Non, nous n’avons pas besoin d’un homme ni d’une femme, providentiel(le). Non, nous n’avons pas besoin d’un candidat unique, fut-il (surtout s’il est) désigné par une primaire à laquelle ne participe jamais qu’une petite élite qui s’autoproclame « la gauche » éclairée et qui confisque la parole de tous les autres.
Ce dont nous avons besoin, c’est d’un projet de société qui commence à rompre clairement avec les dogmes du libéralisme économique imposés comme horizon indépassable au pays depuis 50 ans.
Ce dont nous avons besoin, c’est d’une constitution qui redonne au peuple le pouvoir – vraiment, concrètement – et pas seulement celui de voter pour des élus qui font ensuite ce qu’ils veulent entre deux élections. Un pouvoir qui ne s’arrête pas aux portes des entreprises et qui fasse reculer la monarchie qui y règne aujourd’hui.
Rêvons assez fort du monde meilleur
Ce dont nous avons besoin, c’est d’un projet de société qui « fasse société », qui redonne du sens à nos vies, à nos solidarités, aux choix de ce que l’on produit, au pourquoi on le produit et à la façon dont on le produit. Qui redonne du sens à ce que l’on échange, à ce que l’on partage. Qui économise les êtres humains et la nature. Qui réconcilie les hommes et les femmes, les générations, ceux qui croient au ciel et ceux qui n’y croient pas.

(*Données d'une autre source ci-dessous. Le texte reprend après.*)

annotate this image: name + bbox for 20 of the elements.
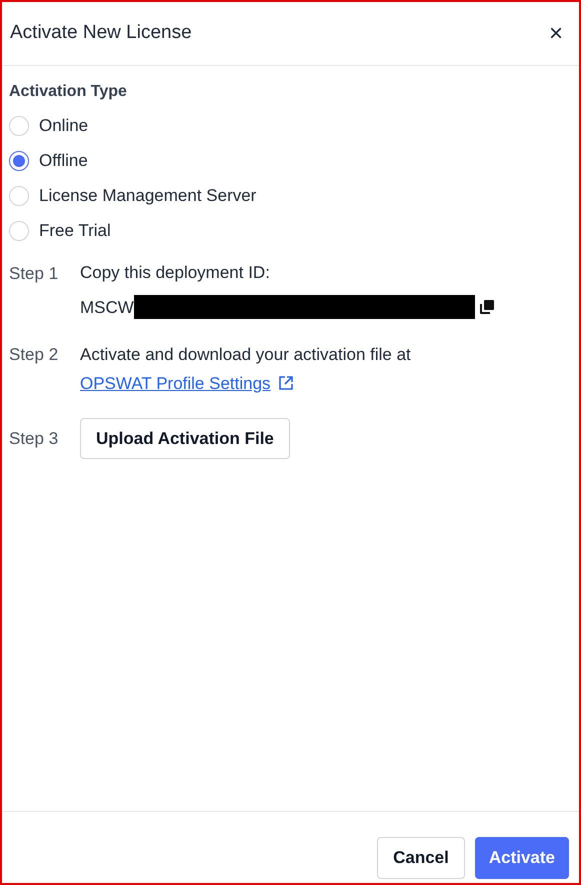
step-label: Step 1 (9, 263, 60, 285)
activate-button[interactable]: Activate (474, 837, 569, 879)
external-link-icon (278, 376, 293, 390)
radio-label: Online (39, 114, 88, 137)
cancel-button[interactable]: Cancel (377, 837, 465, 879)
step-label: Step 3 (9, 428, 60, 450)
close-button[interactable]: × (544, 22, 567, 46)
radio-label: Offline (39, 150, 88, 172)
instruction-text: Copy this deployment ID: (80, 262, 271, 284)
section-label: Activation Type (9, 82, 128, 102)
radio-button[interactable] (9, 150, 29, 170)
upload-button[interactable]: Upload Activation File (80, 418, 290, 459)
radio-label: Free Trial (39, 220, 111, 242)
instruction-text: Activate and download your activation file at (80, 344, 411, 366)
dialog-title: Activate New License (10, 21, 192, 46)
profile-settings-link[interactable]: OPSWAT Profile Settings (80, 370, 293, 396)
radio-label: License Management Server (39, 184, 256, 207)
copy-icon[interactable] (480, 300, 494, 314)
step-label: Step 2 (9, 344, 60, 366)
deployment-id: MSCW (80, 296, 134, 318)
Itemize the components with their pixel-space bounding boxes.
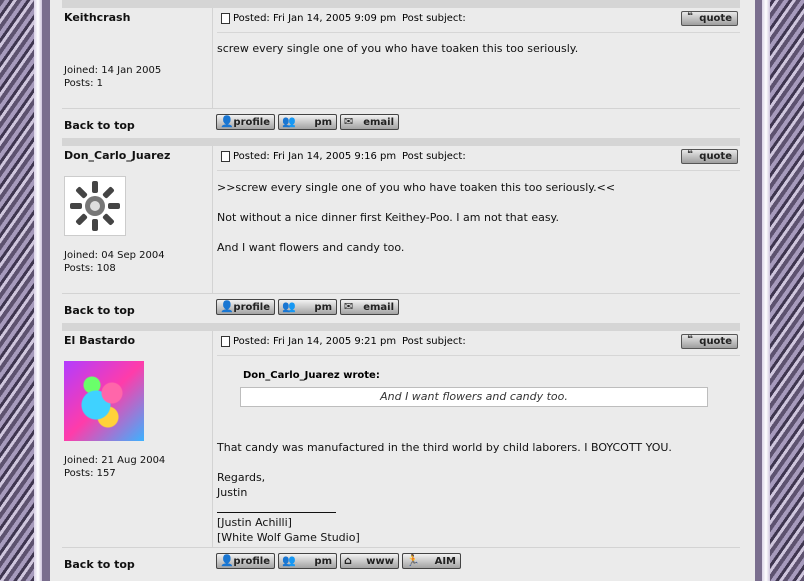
pm-button[interactable]: 👥 pm <box>278 114 337 130</box>
user-icon: 👤 <box>220 554 234 567</box>
post-separator <box>62 323 740 331</box>
back-to-top-link[interactable]: Back to top <box>64 119 135 132</box>
message-column: Posted: Fri Jan 14, 2005 9:21 pm Post su… <box>212 331 740 547</box>
pm-button-label: pm <box>314 301 332 313</box>
post-icon <box>221 336 230 347</box>
avatar <box>64 176 126 236</box>
pm-button[interactable]: 👥 pm <box>278 553 337 569</box>
quote-button-label: quote <box>699 13 732 24</box>
quote-box: And I want flowers and candy too. <box>240 387 708 407</box>
back-to-top-link[interactable]: Back to top <box>64 558 135 571</box>
email-button[interactable]: ✉ email <box>340 114 399 130</box>
post-body-line: Justin <box>217 486 248 499</box>
post-buttons: 👤 profile 👥 pm ⌂ www 🏃 AIM <box>216 553 461 569</box>
author-name: Keithcrash <box>64 11 131 24</box>
post-body-line: Regards, <box>217 471 266 484</box>
message-column: Posted: Fri Jan 14, 2005 9:09 pm Post su… <box>212 8 740 108</box>
profile-button-label: profile <box>233 555 270 567</box>
pm-button-label: pm <box>314 116 332 128</box>
post-2: Don_Carlo_Juarez Joined: 04 Sep 2004 Pos… <box>62 146 740 323</box>
quote-button-label: quote <box>699 151 732 162</box>
envelope-icon: ✉ <box>344 115 354 128</box>
post-header: Posted: Fri Jan 14, 2005 9:21 pm Post su… <box>217 331 740 356</box>
author-name: El Bastardo <box>64 334 136 347</box>
posted-date: Posted: Fri Jan 14, 2005 9:09 pm <box>233 13 397 24</box>
speech-bubble-icon: ❝ <box>687 334 693 345</box>
post-subject-label: Post subject: <box>402 336 466 347</box>
pm-button-label: pm <box>314 555 332 567</box>
users-icon: 👥 <box>282 300 296 313</box>
message-column: Posted: Fri Jan 14, 2005 9:16 pm Post su… <box>212 146 740 294</box>
quote-button-label: quote <box>699 336 732 347</box>
posted-date: Posted: Fri Jan 14, 2005 9:16 pm <box>233 151 397 162</box>
user-icon: 👤 <box>220 115 234 128</box>
users-icon: 👥 <box>282 554 296 567</box>
post-footer: Back to top 👤 profile 👥 pm ⌂ www 🏃 AIM <box>62 547 740 576</box>
forum-thread: Keithcrash Joined: 14 Jan 2005 Posts: 1 … <box>50 0 755 581</box>
post-count: Posts: 157 <box>64 468 116 479</box>
email-button-label: email <box>363 116 394 128</box>
speech-bubble-icon: ❝ <box>687 11 693 22</box>
aim-button-label: AIM <box>434 555 456 567</box>
gear-icon <box>70 181 120 231</box>
post-count: Posts: 108 <box>64 263 116 274</box>
profile-button-label: profile <box>233 301 270 313</box>
signature-divider <box>217 512 336 513</box>
post-buttons: 👤 profile 👥 pm ✉ email <box>216 299 399 315</box>
post-buttons: 👤 profile 👥 pm ✉ email <box>216 114 399 130</box>
post-count: Posts: 1 <box>64 78 104 89</box>
post-body-line: screw every single one of you who have t… <box>217 42 579 55</box>
author-info: El Bastardo Joined: 21 Aug 2004 Posts: 1… <box>62 331 212 547</box>
user-icon: 👤 <box>220 300 234 313</box>
post-1: Keithcrash Joined: 14 Jan 2005 Posts: 1 … <box>62 8 740 138</box>
posted-date: Posted: Fri Jan 14, 2005 9:21 pm <box>233 336 397 347</box>
joined-date: Joined: 21 Aug 2004 <box>64 455 166 466</box>
post-body-line: >>screw every single one of you who have… <box>217 181 616 194</box>
home-icon: ⌂ <box>344 554 352 567</box>
author-name: Don_Carlo_Juarez <box>64 149 171 162</box>
author-info: Keithcrash Joined: 14 Jan 2005 Posts: 1 <box>62 8 212 108</box>
profile-button[interactable]: 👤 profile <box>216 114 275 130</box>
post-footer: Back to top 👤 profile 👥 pm ✉ email <box>62 293 740 322</box>
joined-date: Joined: 04 Sep 2004 <box>64 250 165 261</box>
post-body-line: And I want flowers and candy too. <box>217 241 405 254</box>
post-separator <box>62 138 740 146</box>
users-icon: 👥 <box>282 115 296 128</box>
post-icon <box>221 13 230 24</box>
post-subject-label: Post subject: <box>402 151 466 162</box>
speech-bubble-icon: ❝ <box>687 149 693 160</box>
post-body-line: Not without a nice dinner first Keithey-… <box>217 211 559 224</box>
post-body-line: That candy was manufactured in the third… <box>217 441 672 454</box>
author-info: Don_Carlo_Juarez Joined: 04 Sep 2004 Pos… <box>62 146 212 294</box>
www-button[interactable]: ⌂ www <box>340 553 399 569</box>
profile-button[interactable]: 👤 profile <box>216 553 275 569</box>
envelope-icon: ✉ <box>344 300 354 313</box>
quote-author: Don_Carlo_Juarez wrote: <box>243 370 380 381</box>
post-body-line: [Justin Achilli] <box>217 516 292 529</box>
running-man-icon: 🏃 <box>406 554 420 567</box>
email-button[interactable]: ✉ email <box>340 299 399 315</box>
post-subject-label: Post subject: <box>402 13 466 24</box>
post-header: Posted: Fri Jan 14, 2005 9:16 pm Post su… <box>217 146 740 171</box>
right-border-frame <box>762 0 804 581</box>
aim-button[interactable]: 🏃 AIM <box>402 553 461 569</box>
post-header: Posted: Fri Jan 14, 2005 9:09 pm Post su… <box>217 8 740 33</box>
post-body-line: [White Wolf Game Studio] <box>217 531 360 544</box>
www-button-label: www <box>366 555 394 567</box>
quote-button[interactable]: ❝ quote <box>681 149 738 164</box>
quote-button[interactable]: ❝ quote <box>681 11 738 26</box>
profile-button[interactable]: 👤 profile <box>216 299 275 315</box>
avatar <box>64 361 144 441</box>
post-separator <box>62 0 740 8</box>
pm-button[interactable]: 👥 pm <box>278 299 337 315</box>
post-icon <box>221 151 230 162</box>
left-border-frame <box>0 0 42 581</box>
quote-button[interactable]: ❝ quote <box>681 334 738 349</box>
email-button-label: email <box>363 301 394 313</box>
back-to-top-link[interactable]: Back to top <box>64 304 135 317</box>
profile-button-label: profile <box>233 116 270 128</box>
joined-date: Joined: 14 Jan 2005 <box>64 65 162 76</box>
post-3: El Bastardo Joined: 21 Aug 2004 Posts: 1… <box>62 331 740 581</box>
post-footer: Back to top 👤 profile 👥 pm ✉ email <box>62 108 740 137</box>
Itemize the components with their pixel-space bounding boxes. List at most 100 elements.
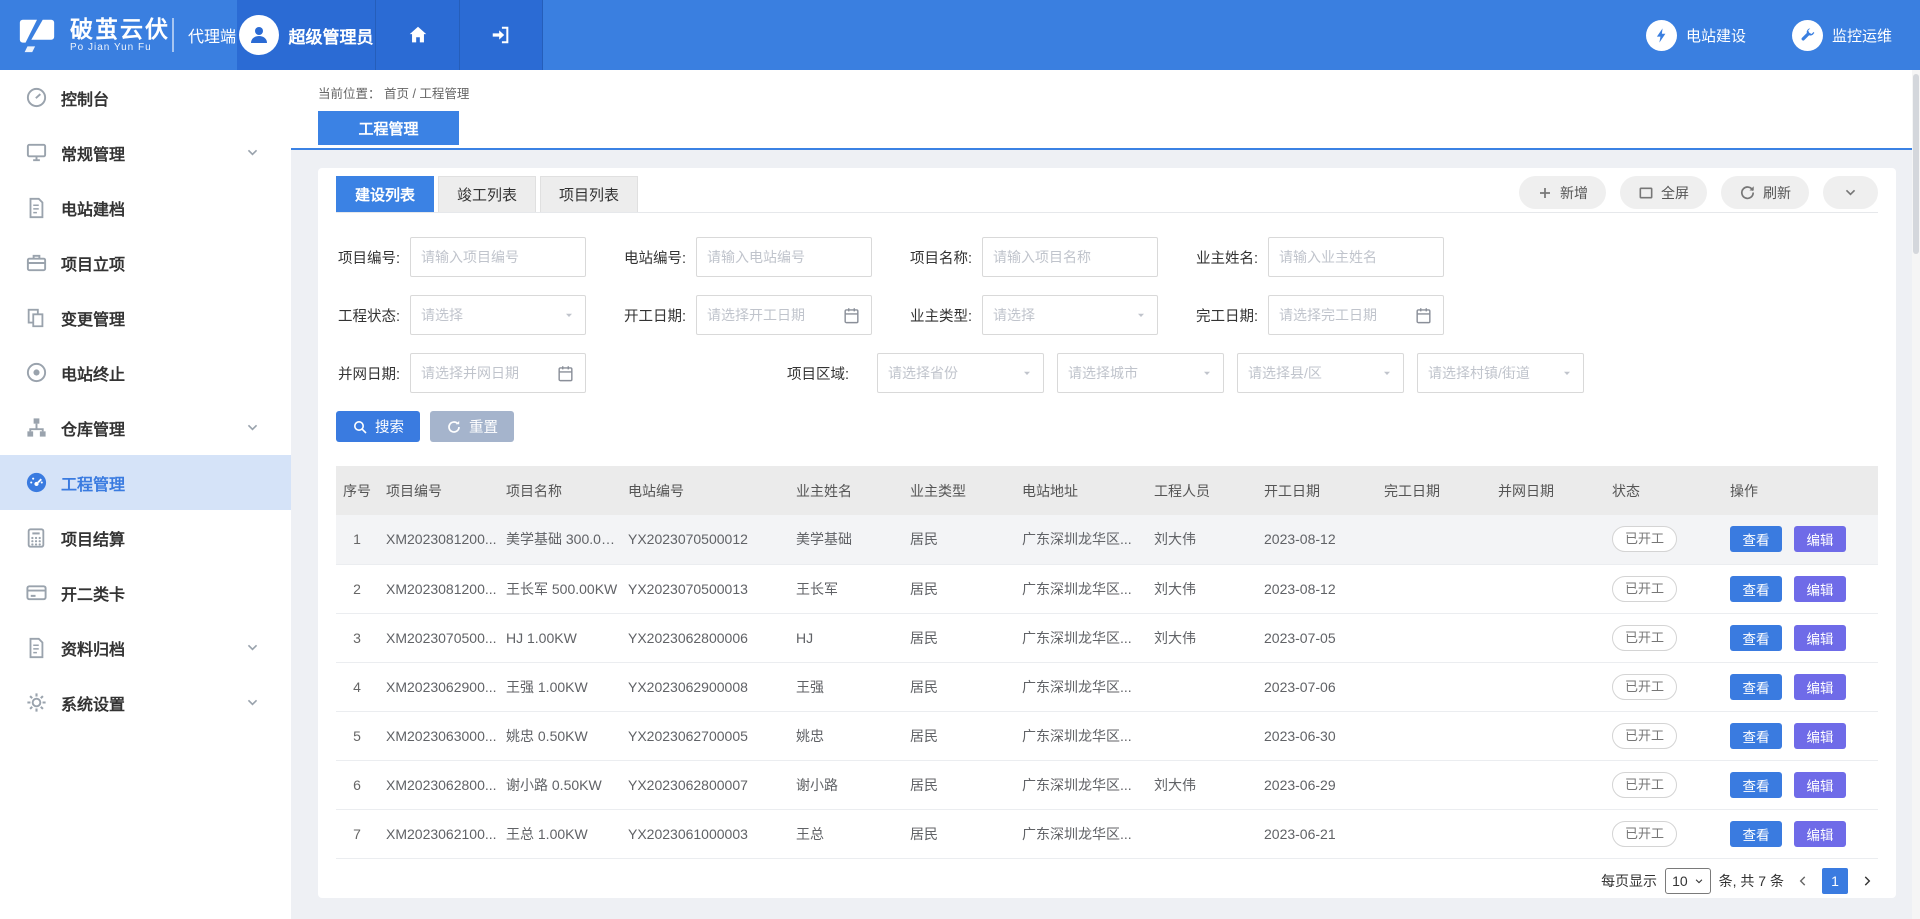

Un projet de société où l’activité économique s’adapte aux besoins humains et non l’inverse ; où la recherche prépare l’avenir, où l’école prépare des citoyens et non des variables d’ajustements économiques. Un projet de société qui soigne, qui soutient, qui construit des toits au-dessus des têtes avec des murs pour se protéger du froid ou de la chaleur et non « des autres » ; qui construit des ponts et des voies ferrées pour se rejoindre.
Un projet de société qui veille sur notre imaginaire et notre mémoire dans les musées, les bibliothèques, les théâtres, les opéras, les cinémas, les salles de spectacles et dans la rue. Un projet de société qui proclame et prépare la paix, sans autres ennemis que l’ignorance, la cupidité, le racisme et la haine.
Nous ne partons pas de zéro
Non, ce projet de société n’est pas à construire de fond en comble. Non, nous ne partons pas de zéro. Il y a des propositions, des programmes qui existent déjà, que des militants et des citoyens peaufinent depuis des années : celui des insoumis, celui des verts, celui du PCF.
Celui des insoumis a déjà réuni 22% de l’électorat. Ça vous semble peu comme début ? Ils sont plus ou moins élaborés ? Ils ne sont pas d’accord sur tout ? Ils sont d’accord sur l’essentiel : le but. Et s’ils divergent parfois sur le chemin à prendre, où est le problème ?
Le poète a raison : « Le chemin s’ouvre en avançant ». Alors, parlons programme, rêvons assez fort du monde meilleur que nous voulons tous pour qu’il devienne possible. Et arrêtons de nous imposer des conditions inutiles (un seul candidat, un seul programme…) pour avancer.
Ce qui nous freine, ce n’est pas la désunion de la gauche, mais les raisons de celle-ci et le refus de les identifier clairement :
On s’attaque aux dogmes du libéralisme (c’est-à-dire à la loi du plus riche pour parler clair) oui ou non ? Sur cette question, c’est oui ou c’est non. Pas de « peut-être que », de « oui, mais » ni de « non, mais ».
Il n’y a que deux côtés à cette barricade. Et aucun candidat unique n’en créera de troisième ni ne remplacera jamais notre propre mobilisation pour faire valoir nos propres exigences. Personne n’a jamais avancé d’un millimètre en passant son temps à faire la liste des obstacles qu’il pense trouver sur son chemin (et s’invente souvent). Ni en attendant qu’un autre (un candidat par exemple) lui dise comment il doit mettre un pied devant l’autre.